A few days ago, Congress released its 2018 Joint Economic Report. As many of you know, the Joint Economic Committee prepares this report as a national assessment of the country’s economic status. The report often assesses the implications of a variety of economic factors and variables relevant to the United States economy.
In this report, Congress noted that the emergence of cryptocurrencies should be listed among the most significant economic events of 2017 – right amongst the “passage of tax reform, regulatory reform, [and] the continued drop in unemployment.” This makes sense to many that have been following the industry, though it’s odd to see cryptocurrency within the stodgy pages of a major Congressional committee report.
At a high level, the dedicated chapter was very well sourced and presents a lot of general information on cryptocurrency and the blockchain. For those that don’t have a good grasp on the technology, it also includes a very brief primer on what the blockchain is and provides some basics on the mechanics. The report introduces such key terms as “proof of work” and “smart contracts.”
What was especially refreshing about the report is the Joint Committee’s realization that the blockchain will have far greater impacts in areas other than “currency.” While the aim to create a digital, decentralized currency was the catalyst that gave rise to the technology, its potential is so much more. Here, the report discusses applications in the health care sector including the (relative) ease of attaching medical records to the blockchain in an encrypted manner that would comply with HIPAA and allow them to move with the patient through the use of their smart phone. Other possible cases include the sharing of power between local microgrids of solar panels or tracking products through the supply chain to verify accuracy. The use cases are immeasurable, with Congress noting that certain projects “could transform the way the internet and technology works for decades to come.”

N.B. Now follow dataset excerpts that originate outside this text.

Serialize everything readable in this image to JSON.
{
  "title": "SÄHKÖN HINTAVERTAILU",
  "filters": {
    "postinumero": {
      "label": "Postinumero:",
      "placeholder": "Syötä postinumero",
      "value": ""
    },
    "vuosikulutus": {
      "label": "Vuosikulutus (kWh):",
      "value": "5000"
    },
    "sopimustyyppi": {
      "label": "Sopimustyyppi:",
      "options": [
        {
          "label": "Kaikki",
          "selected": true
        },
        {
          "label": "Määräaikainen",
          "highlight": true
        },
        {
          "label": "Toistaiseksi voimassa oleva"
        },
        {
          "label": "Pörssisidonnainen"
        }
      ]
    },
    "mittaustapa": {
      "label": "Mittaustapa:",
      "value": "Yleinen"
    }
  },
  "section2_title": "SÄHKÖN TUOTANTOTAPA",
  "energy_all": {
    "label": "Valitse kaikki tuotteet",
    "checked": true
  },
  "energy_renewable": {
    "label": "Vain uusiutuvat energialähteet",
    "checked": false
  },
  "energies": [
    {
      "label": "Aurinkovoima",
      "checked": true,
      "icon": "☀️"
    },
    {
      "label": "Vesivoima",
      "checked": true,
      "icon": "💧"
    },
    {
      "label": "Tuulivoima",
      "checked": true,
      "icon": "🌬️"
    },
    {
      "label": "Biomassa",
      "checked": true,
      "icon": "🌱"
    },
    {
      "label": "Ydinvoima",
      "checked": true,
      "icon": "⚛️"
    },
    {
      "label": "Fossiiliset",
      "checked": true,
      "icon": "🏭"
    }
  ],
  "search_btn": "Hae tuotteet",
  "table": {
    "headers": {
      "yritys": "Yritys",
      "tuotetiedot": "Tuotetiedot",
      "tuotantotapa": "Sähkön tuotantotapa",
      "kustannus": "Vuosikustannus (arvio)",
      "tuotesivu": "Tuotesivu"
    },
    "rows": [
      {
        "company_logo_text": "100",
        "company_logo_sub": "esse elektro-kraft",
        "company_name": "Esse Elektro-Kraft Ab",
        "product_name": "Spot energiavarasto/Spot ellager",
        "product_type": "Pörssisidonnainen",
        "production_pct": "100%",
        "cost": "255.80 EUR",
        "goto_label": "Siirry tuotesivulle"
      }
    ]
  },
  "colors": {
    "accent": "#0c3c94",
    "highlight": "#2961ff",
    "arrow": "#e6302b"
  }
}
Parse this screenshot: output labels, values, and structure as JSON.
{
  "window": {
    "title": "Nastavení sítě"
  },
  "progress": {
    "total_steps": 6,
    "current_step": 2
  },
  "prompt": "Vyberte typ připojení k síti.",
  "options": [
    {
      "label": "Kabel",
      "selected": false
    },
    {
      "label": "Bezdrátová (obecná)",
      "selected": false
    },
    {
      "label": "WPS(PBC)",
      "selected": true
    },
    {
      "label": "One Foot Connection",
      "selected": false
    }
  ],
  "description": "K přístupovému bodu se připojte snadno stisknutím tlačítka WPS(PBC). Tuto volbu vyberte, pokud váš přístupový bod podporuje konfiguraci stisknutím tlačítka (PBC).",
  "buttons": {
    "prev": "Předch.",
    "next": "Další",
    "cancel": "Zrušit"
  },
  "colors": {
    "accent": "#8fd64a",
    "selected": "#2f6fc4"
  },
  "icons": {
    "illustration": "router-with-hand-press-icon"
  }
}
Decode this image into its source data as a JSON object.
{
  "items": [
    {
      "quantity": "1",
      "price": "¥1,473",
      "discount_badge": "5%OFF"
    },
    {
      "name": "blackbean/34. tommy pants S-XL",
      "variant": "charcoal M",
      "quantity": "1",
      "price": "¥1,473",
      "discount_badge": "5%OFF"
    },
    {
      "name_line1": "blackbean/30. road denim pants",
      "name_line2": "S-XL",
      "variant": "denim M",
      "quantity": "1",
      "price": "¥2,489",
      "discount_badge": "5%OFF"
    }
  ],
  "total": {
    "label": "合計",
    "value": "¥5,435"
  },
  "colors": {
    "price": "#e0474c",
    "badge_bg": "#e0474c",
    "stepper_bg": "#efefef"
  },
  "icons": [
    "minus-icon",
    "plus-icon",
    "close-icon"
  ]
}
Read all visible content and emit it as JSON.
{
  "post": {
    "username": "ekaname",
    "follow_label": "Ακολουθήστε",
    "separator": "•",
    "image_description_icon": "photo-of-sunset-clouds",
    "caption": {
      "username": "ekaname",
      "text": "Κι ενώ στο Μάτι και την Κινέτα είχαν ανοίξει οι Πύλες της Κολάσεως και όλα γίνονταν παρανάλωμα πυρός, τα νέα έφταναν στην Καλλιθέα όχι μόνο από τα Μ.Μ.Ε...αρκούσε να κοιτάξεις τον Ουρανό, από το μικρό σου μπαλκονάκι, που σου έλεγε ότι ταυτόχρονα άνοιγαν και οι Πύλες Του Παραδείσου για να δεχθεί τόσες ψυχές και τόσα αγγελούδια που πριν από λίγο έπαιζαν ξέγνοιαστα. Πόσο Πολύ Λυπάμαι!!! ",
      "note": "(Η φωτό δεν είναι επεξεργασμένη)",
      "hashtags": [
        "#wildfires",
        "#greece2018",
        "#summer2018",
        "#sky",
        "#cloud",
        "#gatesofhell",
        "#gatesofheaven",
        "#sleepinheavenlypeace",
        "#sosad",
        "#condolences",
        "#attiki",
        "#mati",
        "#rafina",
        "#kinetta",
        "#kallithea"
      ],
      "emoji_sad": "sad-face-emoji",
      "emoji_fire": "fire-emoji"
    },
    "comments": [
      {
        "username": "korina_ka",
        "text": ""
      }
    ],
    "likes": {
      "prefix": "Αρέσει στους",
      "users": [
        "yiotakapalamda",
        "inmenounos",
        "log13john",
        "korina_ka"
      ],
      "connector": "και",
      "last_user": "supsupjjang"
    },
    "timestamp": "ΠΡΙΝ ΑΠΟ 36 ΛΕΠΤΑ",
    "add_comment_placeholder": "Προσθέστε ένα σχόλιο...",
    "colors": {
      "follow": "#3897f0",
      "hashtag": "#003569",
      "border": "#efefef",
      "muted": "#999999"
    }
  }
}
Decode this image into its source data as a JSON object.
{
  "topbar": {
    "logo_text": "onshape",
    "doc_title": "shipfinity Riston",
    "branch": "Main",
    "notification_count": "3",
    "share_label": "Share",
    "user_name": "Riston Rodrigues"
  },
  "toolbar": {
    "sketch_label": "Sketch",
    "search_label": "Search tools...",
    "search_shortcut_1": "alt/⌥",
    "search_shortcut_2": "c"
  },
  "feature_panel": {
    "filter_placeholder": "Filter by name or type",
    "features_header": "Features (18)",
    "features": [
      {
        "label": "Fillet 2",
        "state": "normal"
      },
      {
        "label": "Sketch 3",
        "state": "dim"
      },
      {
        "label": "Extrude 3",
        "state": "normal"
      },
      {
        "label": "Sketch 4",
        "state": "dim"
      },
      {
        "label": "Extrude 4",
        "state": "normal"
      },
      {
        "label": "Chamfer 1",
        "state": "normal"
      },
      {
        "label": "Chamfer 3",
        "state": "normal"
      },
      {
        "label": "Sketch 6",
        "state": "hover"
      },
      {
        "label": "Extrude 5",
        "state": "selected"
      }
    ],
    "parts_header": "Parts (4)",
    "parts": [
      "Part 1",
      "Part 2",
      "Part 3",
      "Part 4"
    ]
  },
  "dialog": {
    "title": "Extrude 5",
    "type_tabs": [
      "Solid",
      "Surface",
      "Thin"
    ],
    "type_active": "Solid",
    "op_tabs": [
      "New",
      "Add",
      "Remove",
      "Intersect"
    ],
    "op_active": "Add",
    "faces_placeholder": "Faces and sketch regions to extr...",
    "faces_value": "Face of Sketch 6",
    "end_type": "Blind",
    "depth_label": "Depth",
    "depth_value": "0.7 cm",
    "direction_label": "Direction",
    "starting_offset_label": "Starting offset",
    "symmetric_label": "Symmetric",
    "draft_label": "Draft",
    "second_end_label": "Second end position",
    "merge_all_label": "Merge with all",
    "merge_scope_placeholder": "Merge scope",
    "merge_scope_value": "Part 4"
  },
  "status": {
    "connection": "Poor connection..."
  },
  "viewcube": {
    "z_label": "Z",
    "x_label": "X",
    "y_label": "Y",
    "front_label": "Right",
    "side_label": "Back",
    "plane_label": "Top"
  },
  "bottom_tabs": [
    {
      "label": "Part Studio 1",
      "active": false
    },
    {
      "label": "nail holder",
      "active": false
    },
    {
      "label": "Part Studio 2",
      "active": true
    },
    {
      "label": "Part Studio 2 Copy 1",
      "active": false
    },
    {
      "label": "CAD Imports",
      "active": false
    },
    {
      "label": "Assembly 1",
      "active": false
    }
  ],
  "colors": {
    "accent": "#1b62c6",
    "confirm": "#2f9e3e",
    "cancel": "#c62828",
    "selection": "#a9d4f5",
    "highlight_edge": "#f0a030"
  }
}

The report also notes the benefits of raising capital through Initial Coin Offerings (“ICOs”) while also championing the benefits of compliance by making a stark business case. The report briefly explored the cost differences between an ICO and an Initial Public Offering (“IPO”). IPOs can cost between four- to seven-percent of the raised capital and another $4.2 million in accounting costs, not to mention more than $1 million annually to maintain the publicly listed status. An ICO, meanwhile, can raise a similar amount of capital in a shorter period of time, with an approximate cost of $60,000 with a third of that cost going towards legal costs to ensure regulatory compliance, with the added benefit of continually raising funds through network and transaction fees. The cost of compliance is a drop in the bucket compared to the potential amount that can be raised, and is a crucial one considering the SEC’s newfound focus on the area.
The regulations themselves, as the Committee concedes, are a tangled mess at the moment and the Committee is encouraging regulators to coordinate to create a coherent framework. Cryptocurrency has been classified in four different manners across the various regulatory bodies, as a commodity, a security, a currency, and as property. Properly navigating the current tangle will allow entrepreneurs to quickly and effectively pursue innovation and increase economic growth.